Agenda 28/06/2016 às 17:24

A Lava Jato e outras operações congêneres estão diária e exuberantemente comprovando: nossas elites e oligarquias kleptocratas (que usam o Estado para o enriquecimento criminoso ou injustamente favorecido) chegaram no limite máximo de degeneração...

A Lava Jato e outras operações congêneres estão diária e exuberantemente comprovando: nossas elites e oligarquias kleptocratas (que usam o Estado para o enriquecimento criminoso ou injustamente favorecido) chegaram no limite máximo de degeneração, decadência e degradação. Mas isso não significa incapacidade do povo brasileiro para o progresso, para a evolução, para a civilização, apesar dos descrentes, dos desesperançados e dos Brasilcéticos. Dentro do Brasil, desde logo, como é fácil constatar, já existe um país bastante avançado, que nada deve a vários países europeus (por exemplo). Cabe à sociedade civil buscar a homogeneização desses vários brasis desgarrados uns dos outros.

É um engano supor que a degeneração e decrepitude das nossas elites kleptocratas governantes e dominantes – que estão sendo comprovadas e escancaradas pela Lava Jato – sejam um mal recente; deixando para outro momento a análise da kleptocracia portuguesa que durou pouco mais de três séculos e se acabou (1500-1822), a kleptocracia brasileira vem de 1822 e passa, disseminando seus rastros extrativistas e desagregadores, por várias etapas: neocolonialista (1822-1889), Primeira República (1889-1930), ditadura de Vargas (1930-1945), democracias populistas (1945-1964), ditadura civil-militar (1964-1985) e Nova República (1985-até os dias de hoje). Nossa proposta é centrar na teoria da kleptocracia uma possível explicação para muitos fenômenos do Brasil (históricos, sociológicos, políticos, econômicos, jurídicos, sociais e culturais).

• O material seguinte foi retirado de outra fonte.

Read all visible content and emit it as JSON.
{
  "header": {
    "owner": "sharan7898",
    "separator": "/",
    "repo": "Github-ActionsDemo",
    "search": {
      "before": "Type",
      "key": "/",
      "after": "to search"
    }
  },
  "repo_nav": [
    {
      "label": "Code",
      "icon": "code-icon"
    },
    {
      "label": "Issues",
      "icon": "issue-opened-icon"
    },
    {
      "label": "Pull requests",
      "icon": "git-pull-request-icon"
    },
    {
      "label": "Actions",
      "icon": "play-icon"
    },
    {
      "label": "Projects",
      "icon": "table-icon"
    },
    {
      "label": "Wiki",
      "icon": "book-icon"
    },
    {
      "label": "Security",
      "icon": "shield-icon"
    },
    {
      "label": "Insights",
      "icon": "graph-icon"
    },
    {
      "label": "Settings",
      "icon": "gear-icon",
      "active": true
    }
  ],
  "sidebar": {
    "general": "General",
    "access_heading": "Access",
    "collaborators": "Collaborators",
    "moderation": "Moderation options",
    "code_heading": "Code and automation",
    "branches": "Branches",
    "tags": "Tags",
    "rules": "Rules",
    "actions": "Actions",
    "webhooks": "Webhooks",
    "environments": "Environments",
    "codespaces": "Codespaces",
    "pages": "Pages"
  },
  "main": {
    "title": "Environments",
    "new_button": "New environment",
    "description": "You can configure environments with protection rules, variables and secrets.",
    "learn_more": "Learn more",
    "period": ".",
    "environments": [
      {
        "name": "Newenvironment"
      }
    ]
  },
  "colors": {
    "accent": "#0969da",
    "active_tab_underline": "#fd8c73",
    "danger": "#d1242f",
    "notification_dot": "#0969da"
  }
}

Já são quase 200 anos de escamoteação científica, intelectual e educacional sobre as verdadeiras causas do nosso subdesenvolvimento (que não tem sentido prosseguir pela vontade de uns poucos contra os interesses da maioria). Os estereótipos vulgares difundidos pela inteligência e cultura nacionais (para explicar o atraso) confundem sintomas com as causas (a febre no paciente é sintoma, não a causa da doença). Nos caracterizariam e nos explicariam “o clima tropical, a mistura de raças, a origem portuguesa, a tradição religiosa, a pobreza e a ignorância dos nossos ancestrais, até, uma imaginária juvenilidade do Brasil” (D. Ribeiro, in Bomfim, A América Latina, p. 12). Essas explicações são falsas e desinformantes. E muito prejudiciais, porque enquanto não atacarmos as causas, não podemos esperar efeitos positivos.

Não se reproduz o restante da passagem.